Yeah, that's a great question. And we don't have really good answers for that either, because most the trials are really not designed that way.
Dr. Randy Cron, MD: But I will say that most of the evidence, again, probably from the meta-analyses, at least for IL-6 blockade, have shown that the benefit of adding IL-6 blockade has been primarily in the presence of steroids. So if you just get the IL-6 blockade alone, it tends not to help as much as if you're giving it in conjunction with steroids.
It's not perfect data, but it's strongly suggestive of that. Very similar data is out there for IL-1 blockade, for example, there's just a lot less of it. It's been a lot less studied than for IL-6.
The thing I'll say is, with cytokine storms prior to this pandemic, I probably personally have gone to IL-1 blockade with this drug Anakinra, specifically, because it's a recombinant human protein that your body already makes. It actually has a very good safety track record and can be used at much higher doses than it's even approved for.
Because it's not broadly immunosuppressive like glucocorticoids, you can probably get away with giving it earlier for most cytokine storm syndromes. And we do have data now that suggests that the earlier you give it when you recognize a cytokine storm, the better outcomes are.
And so we don't know yet for this particular pandemic. But it might be that given individual cytokine blockade earlier, and maybe even then steroids.
But again, try to identify who that would be, it's very hard to know. So my guess is, it's still being used in conjunction with the time that steroids are being used.
Or slightly later, if they're not responding as well as they're hoping to, for example, to glucocorticoids. But probably earlier is better for the more targeted approaches.

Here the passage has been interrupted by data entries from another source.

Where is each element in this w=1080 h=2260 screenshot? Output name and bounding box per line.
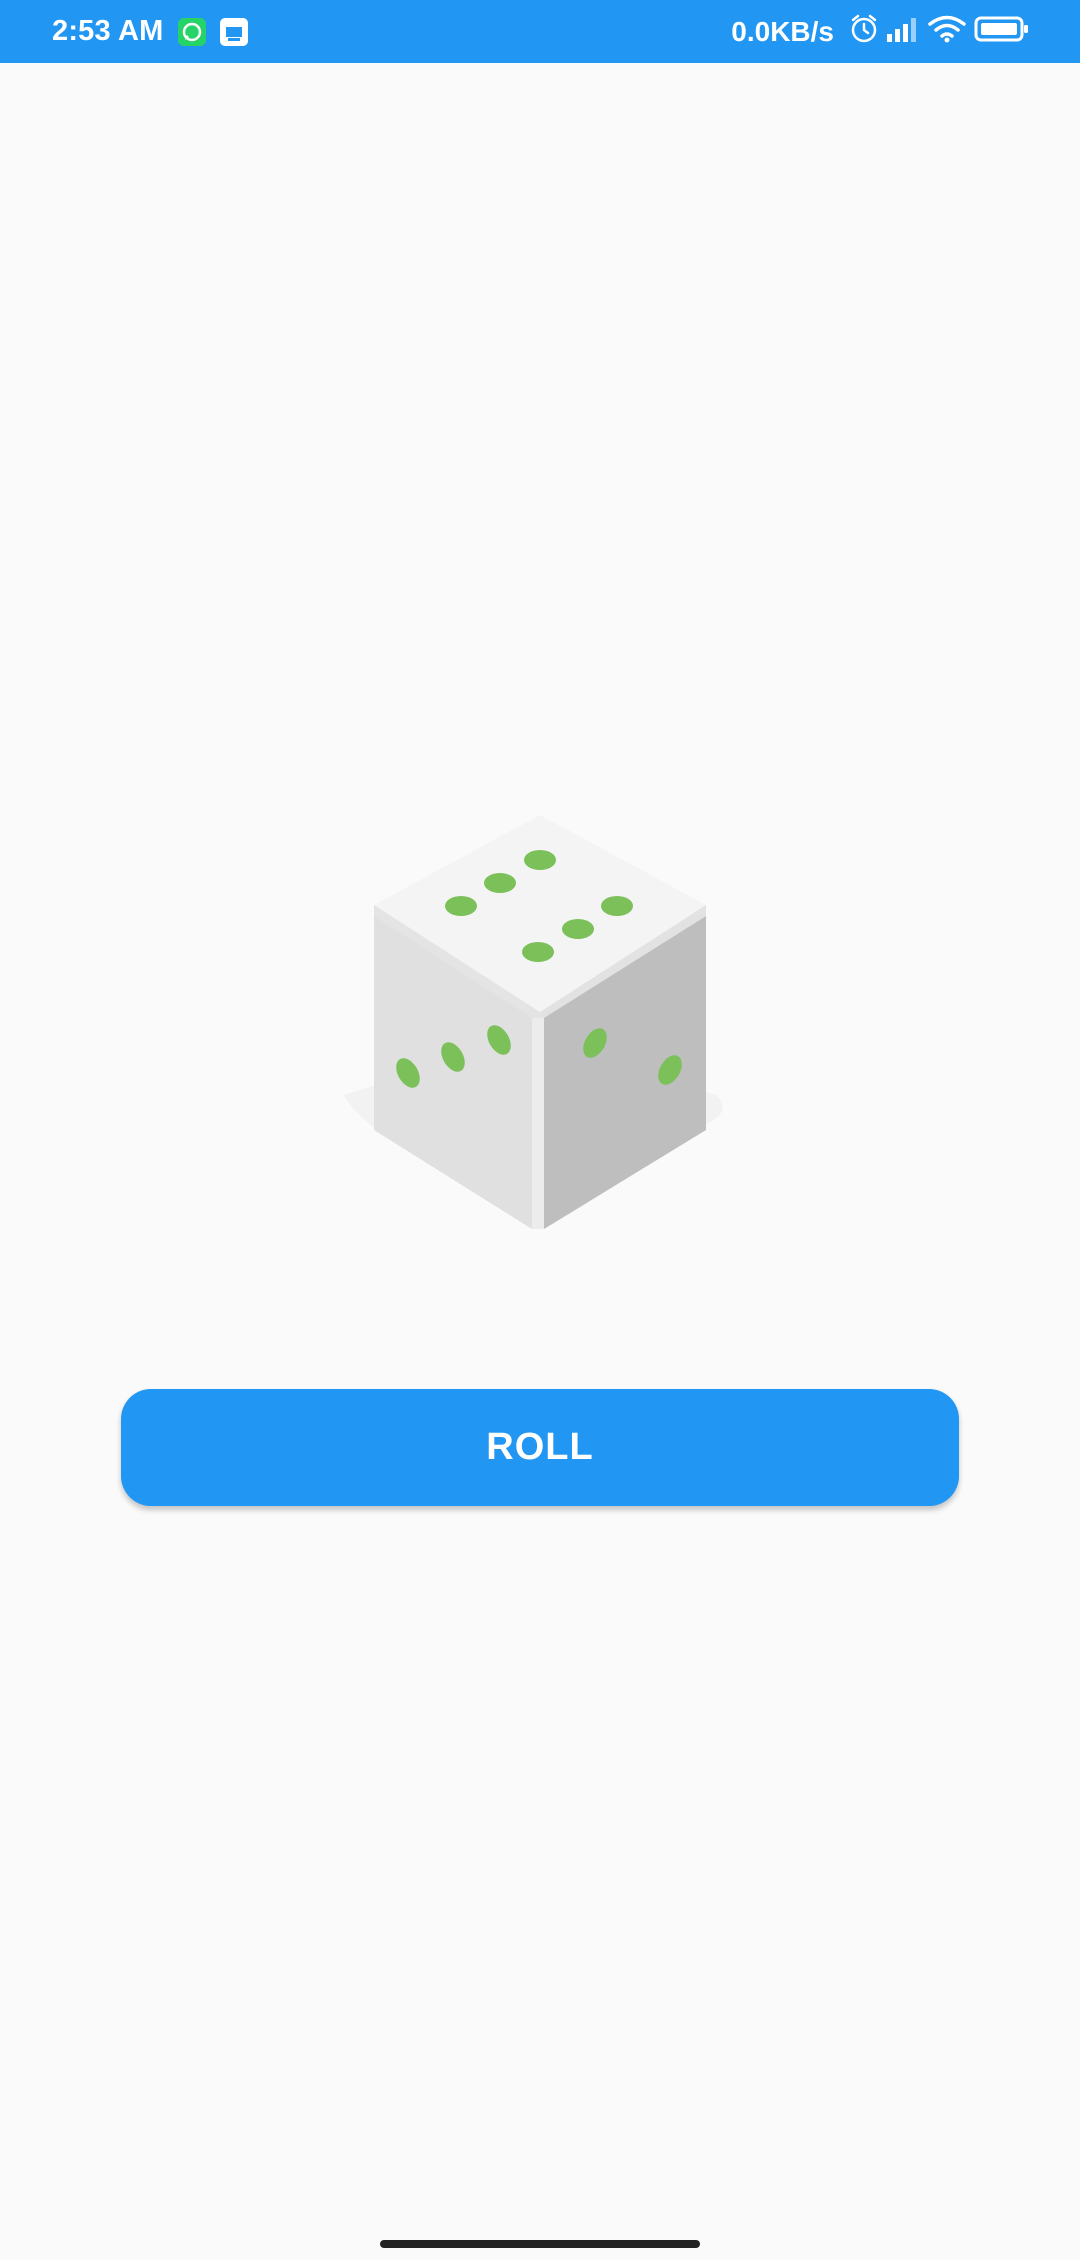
- status-right: 0.0KB/s: [731, 0, 1030, 63]
- signal-icon: [886, 16, 920, 47]
- alarm-icon: [850, 14, 878, 49]
- status-bar: 2:53 AM 0.0KB/s: [0, 0, 1080, 63]
- wifi-icon: [928, 15, 966, 48]
- status-left: 2:53 AM: [52, 0, 248, 63]
- battery-icon: [974, 16, 1030, 47]
- main-content: [0, 63, 1080, 2260]
- whatsapp-icon: [177, 17, 206, 46]
- roll-button[interactable]: ROLL: [121, 1389, 959, 1506]
- dice-icon: [344, 815, 723, 1230]
- status-time: 2:53 AM: [52, 15, 164, 47]
- app-notification-icon: [219, 17, 248, 46]
- network-speed: 0.0KB/s: [731, 15, 834, 47]
- dice-image: [344, 750, 736, 1243]
- home-indicator[interactable]: [380, 2240, 700, 2248]
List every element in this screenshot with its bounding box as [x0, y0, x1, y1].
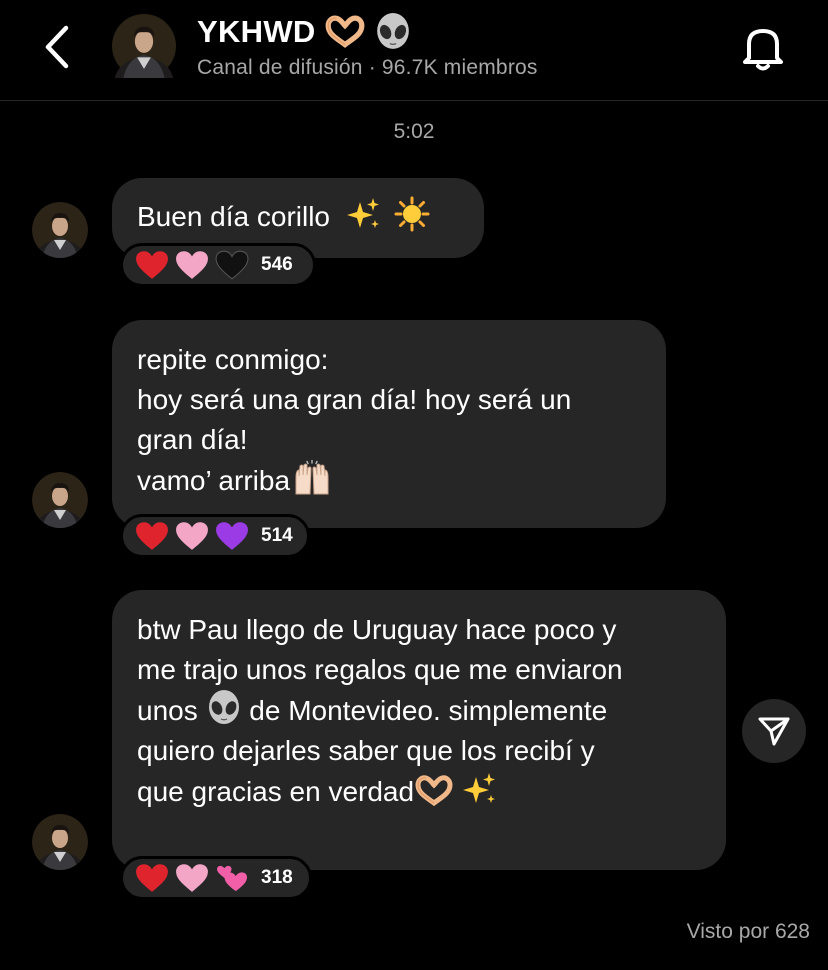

Dr. Anton Titov, MD: Some people are already on the anti-IL-1 drugs or IL-6 perhaps, and on the Janus kinase inhibitors for rheumatoid conditions. Is there any data that they get less cytokine storm syndrome, in a sense as a preventive measure of use? For those people who don't have impending cytokine syndrome, five days after getting COVID-19, for example?
Yeah, that's a good question too. And in rheumatologists and oncologists, and people who are taking care of patients who have chronic illnesses, we were worried about these things early on.

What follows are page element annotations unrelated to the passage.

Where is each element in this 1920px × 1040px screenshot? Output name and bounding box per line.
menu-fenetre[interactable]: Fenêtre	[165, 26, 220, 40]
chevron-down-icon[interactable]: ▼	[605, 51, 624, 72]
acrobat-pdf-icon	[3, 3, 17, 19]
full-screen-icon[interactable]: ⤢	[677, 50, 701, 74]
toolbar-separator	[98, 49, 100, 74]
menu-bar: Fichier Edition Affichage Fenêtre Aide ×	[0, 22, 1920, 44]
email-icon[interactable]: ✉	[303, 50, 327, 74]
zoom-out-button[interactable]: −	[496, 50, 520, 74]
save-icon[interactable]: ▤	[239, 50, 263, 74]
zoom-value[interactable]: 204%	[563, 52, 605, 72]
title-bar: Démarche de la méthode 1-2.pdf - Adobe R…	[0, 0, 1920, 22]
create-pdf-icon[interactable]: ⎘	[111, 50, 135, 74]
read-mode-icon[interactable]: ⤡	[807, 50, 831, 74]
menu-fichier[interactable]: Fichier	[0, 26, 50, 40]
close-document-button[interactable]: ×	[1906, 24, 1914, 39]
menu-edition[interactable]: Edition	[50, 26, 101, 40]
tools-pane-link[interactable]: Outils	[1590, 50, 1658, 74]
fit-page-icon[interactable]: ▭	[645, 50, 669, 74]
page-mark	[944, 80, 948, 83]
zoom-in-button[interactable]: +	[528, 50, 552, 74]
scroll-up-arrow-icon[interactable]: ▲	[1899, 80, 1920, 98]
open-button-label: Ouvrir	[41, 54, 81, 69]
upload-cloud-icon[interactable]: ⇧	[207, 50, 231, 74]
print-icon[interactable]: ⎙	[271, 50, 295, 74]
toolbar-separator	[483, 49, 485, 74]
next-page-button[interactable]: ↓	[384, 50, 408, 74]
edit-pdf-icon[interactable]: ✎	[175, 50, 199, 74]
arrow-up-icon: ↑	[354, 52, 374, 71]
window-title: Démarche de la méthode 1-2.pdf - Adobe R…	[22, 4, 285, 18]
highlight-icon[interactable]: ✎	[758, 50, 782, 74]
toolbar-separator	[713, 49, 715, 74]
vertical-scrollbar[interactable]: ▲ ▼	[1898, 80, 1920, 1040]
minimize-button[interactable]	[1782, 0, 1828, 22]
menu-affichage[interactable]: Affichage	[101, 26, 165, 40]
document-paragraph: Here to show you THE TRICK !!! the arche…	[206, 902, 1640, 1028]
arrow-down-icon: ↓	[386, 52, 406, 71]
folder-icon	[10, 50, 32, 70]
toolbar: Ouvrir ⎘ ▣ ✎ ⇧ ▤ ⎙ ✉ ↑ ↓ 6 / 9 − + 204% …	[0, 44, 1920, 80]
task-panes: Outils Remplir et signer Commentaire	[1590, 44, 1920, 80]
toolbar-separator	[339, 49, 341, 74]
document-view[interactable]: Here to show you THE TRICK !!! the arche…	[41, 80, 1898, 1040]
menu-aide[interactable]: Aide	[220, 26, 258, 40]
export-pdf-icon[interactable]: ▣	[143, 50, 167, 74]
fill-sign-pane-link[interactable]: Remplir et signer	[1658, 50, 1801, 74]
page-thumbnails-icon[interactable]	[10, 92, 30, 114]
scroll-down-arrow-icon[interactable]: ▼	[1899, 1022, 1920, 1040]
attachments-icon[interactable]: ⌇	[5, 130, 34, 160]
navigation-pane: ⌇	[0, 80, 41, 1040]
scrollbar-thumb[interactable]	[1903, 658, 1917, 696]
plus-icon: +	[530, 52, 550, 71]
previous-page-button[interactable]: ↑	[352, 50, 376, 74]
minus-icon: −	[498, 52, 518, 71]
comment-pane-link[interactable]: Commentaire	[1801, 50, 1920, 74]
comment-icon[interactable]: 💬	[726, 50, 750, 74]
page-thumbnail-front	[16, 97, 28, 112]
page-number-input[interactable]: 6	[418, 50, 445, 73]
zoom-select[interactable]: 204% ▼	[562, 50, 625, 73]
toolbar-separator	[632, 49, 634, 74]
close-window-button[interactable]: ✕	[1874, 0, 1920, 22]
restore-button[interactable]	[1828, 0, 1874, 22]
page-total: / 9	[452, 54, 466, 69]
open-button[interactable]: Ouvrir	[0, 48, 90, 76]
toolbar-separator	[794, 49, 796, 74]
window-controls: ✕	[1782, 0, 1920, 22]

For the most part, at least I could speak to the rheumatology literature probably better. Patients with rheumatologic conditions are at slightly increased risk. I think, overall, patients are not doing as well with COVID-19 than the general public.
Dr. Randy Cron, MD: But not shockingly not as bad as maybe some of the cancer patients, for example. And many of these rheumatology patients, not all but many of them, are on either TNF blockers, tumor necrosis factor blockers, more common ones being like etanercept or adalimumab or infliximab, or some of the new Janus kinase inhibitors are a relatively new players in our field.
But now that adults are getting more and more of those for rheumatoid arthritis, for example, IL-1 blockade is not as common. It can be used for bad kind of refractory gout, but it's more common for rare pediatric disorders, including Still disease or systemic juvenile arthritis.
So we don't have great data there. But for the most part, rheumatologic patients don't tend to do dramatically worse than the general public. And like I said, many of these patients are on these medicines.
So I'm not sure it's protective. But it doesn't seem to make them a whole lot worse off for trying to battle this virus.